Despite the increased blood loss and perhaps more difficult dissection with pheochromocytomas, there was no significant difference in operative times or conversions to an open procedure. Interestingly, there was no statistical difference in operative times when comparing left versus right adrenalectomy. Similarly, the increased blood loss did not translate into increased morbidity. There were no major complications and the perioperative complications rate was similar across all patient groups. No patients had perioperative cardiac events and there were no deaths in this series. The average length of stay for all patients undergoing laparoscopic adrenalectomy was approximately 3 days. These results are similar to those reported in the literature [1, 4, 12, 13, 17, 18].

As with any laparoscopic procedure, both operative and perioperative management changes with advances on the learning curve. Our experience dates back to 1994 and our operative times and hospital stay have trended downward in recent years. Our current norm for postoperative care is discharge from the hospital within 1–2 days after surgery. In fact, 21% of all patients went home on the first postoperative day.
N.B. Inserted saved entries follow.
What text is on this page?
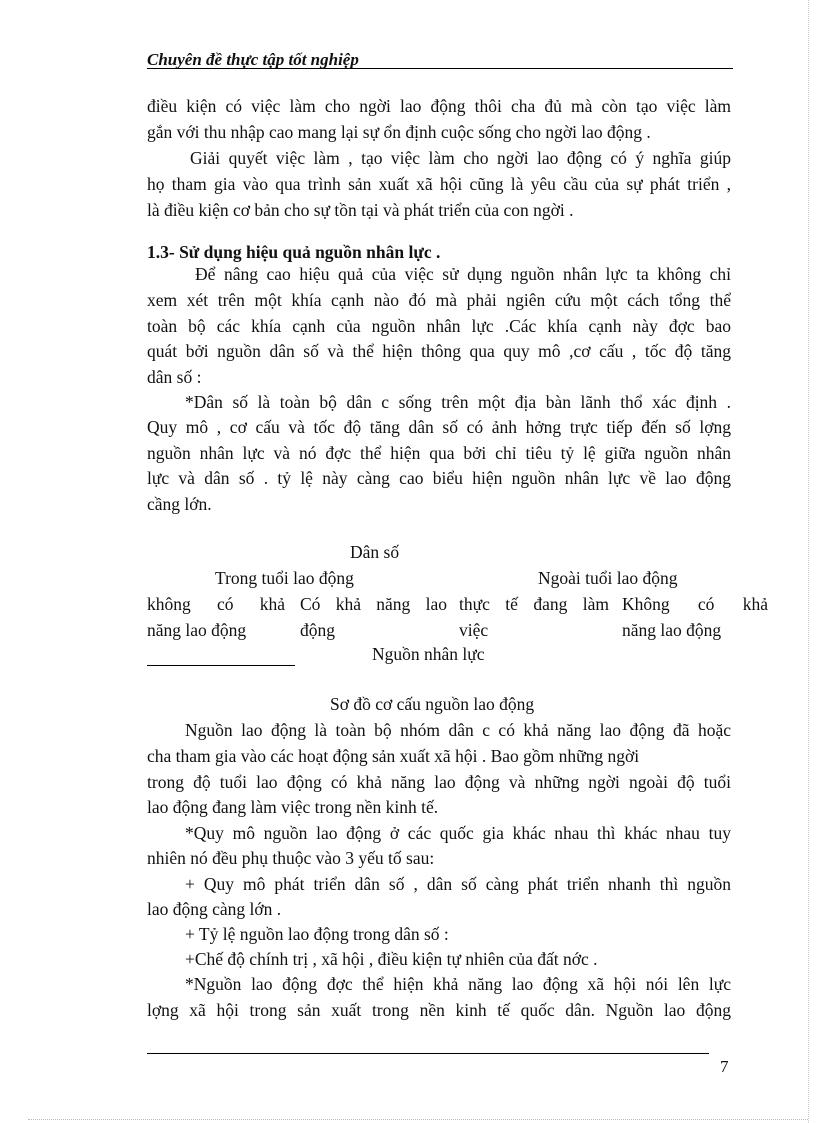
Chuyên đề thực tập tốt nghiệp
điều kiện có việc làm cho ngời lao động thôi cha đủ mà còn tạo việc làm
gắn với thu nhập cao mang lại sự ổn định cuộc sống cho ngời lao động .
Giải quyết việc làm , tạo việc làm cho ngời lao động có ý nghĩa giúp
họ tham gia vào qua trình sản xuất xã hội cũng là yêu cầu của sự phát triển ,
là điều kiện cơ bản cho sự tồn tại và phát triển của con ngời .
1.3- Sử dụng hiệu quả nguồn nhân lực .
Để nâng cao hiệu quả của việc sử dụng nguồn nhân lực ta không chỉ
xem xét trên một khía cạnh nào đó mà phải ngiên cứu một cách tổng thể
toàn bộ các khía cạnh của nguồn nhân lực .Các khía cạnh này đợc bao
quát bởi nguồn dân số và thể hiện thông qua quy mô ,cơ cấu , tốc độ tăng
dân số :
*Dân số là toàn bộ dân c sống trên một địa bàn lãnh thổ xác định .
Quy mô , cơ cấu và tốc độ tăng dân số có ảnh hởng trực tiếp đến số lợng
nguồn nhân lực và nó đợc thể hiện qua bởi chỉ tiêu tỷ lệ giữa nguồn nhân
lực và dân số . tỷ lệ này càng cao biểu hiện nguồn nhân lực về lao động
cầng lớn.
Dân số
Trong tuổi lao động	Ngoài tuổi lao động
không có khả
năng lao động
Có khả năng lao
động
thực tế đang làm
việc
Không có khả
năng lao động
Nguồn nhân lực
Sơ đồ cơ cấu nguồn lao động
Nguồn lao động là toàn bộ nhóm dân c có khả năng lao động đã hoặc
cha tham gia vào các hoạt động sản xuất xã hội . Bao gồm những ngời
trong độ tuổi lao động có khả năng lao động và những ngời ngoài độ tuổi
lao động đang làm việc trong nền kinh tế.
*Quy mô nguồn lao động ở các quốc gia khác nhau thì khác nhau tuy
nhiên nó đều phụ thuộc vào 3 yếu tố sau:
+ Quy mô phát triển dân số , dân số càng phát triển nhanh thì nguồn
lao động càng lớn .
+ Tỷ lệ nguồn lao động trong dân số :
+Chế độ chính trị , xã hội , điều kiện tự nhiên của đất nớc .
*Nguồn lao động đợc thể hiện khả năng lao động xã hội nói lên lực
lợng xã hội trong sản xuất trong nền kinh tế quốc dân. Nguồn lao động
7
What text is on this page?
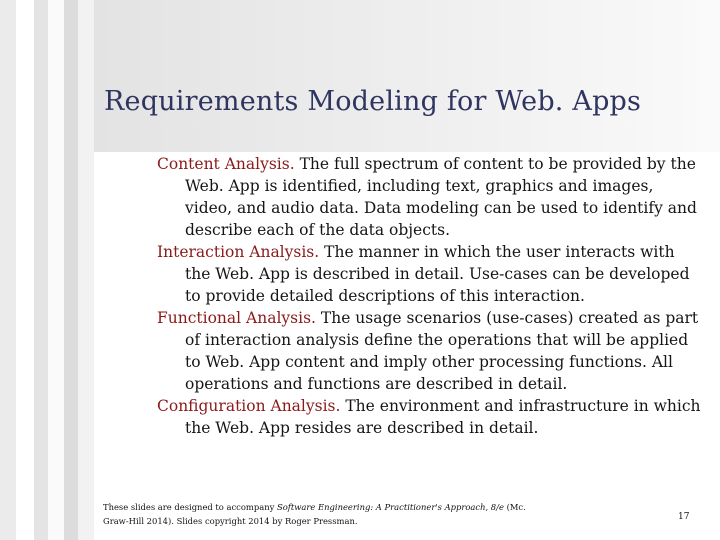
Requirements Modeling for Web. Apps

Content Analysis. The full spectrum of content to be provided by the Web. App is identified, including text, graphics and images, video, and audio data. Data modeling can be used to identify and describe each of the data objects.

Interaction Analysis. The manner in which the user interacts with the Web. App is described in detail. Use-cases can be developed to provide detailed descriptions of this interaction.

Functional Analysis. The usage scenarios (use-cases) created as part of interaction analysis define the operations that will be applied to Web. App content and imply other processing functions. All operations and functions are described in detail.

Configuration Analysis. The environment and infrastructure in which the Web. App resides are described in detail.

These slides are designed to accompany Software Engineering: A Practitioner's Approach, 8/e (Mc. Graw-Hill 2014). Slides copyright 2014 by Roger Pressman.	17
Another aspect of our study was the size of the pheochromocytomas resected laparoscopically. Many surgeons have traditionally used a size greater than 6 cm as a contraindication to laparoscopic resection due to the risk of malignancy. The average pheochromocytoma tumor size in our series was 5.2 cm, with 11 tumors (39%) greater than 6 cm. Other groups have resected tumors up to 10 cm without problems [3, 8, 9]. Our data support this theory and we rarely use size as a criterion for exclusion of a laparoscopic approach but rather as a consideration of malignant disease.

In summary, this work supports the use of laparoscopic adrenalectomy for resection of pheochromocytoma. With appropriate preoperative and perioperative hemodyamic control, experienced laparoscopic surgeons may achieve safe and effective resection with results similar to those achieved by laparoscopic adrenalectomy for other diseases.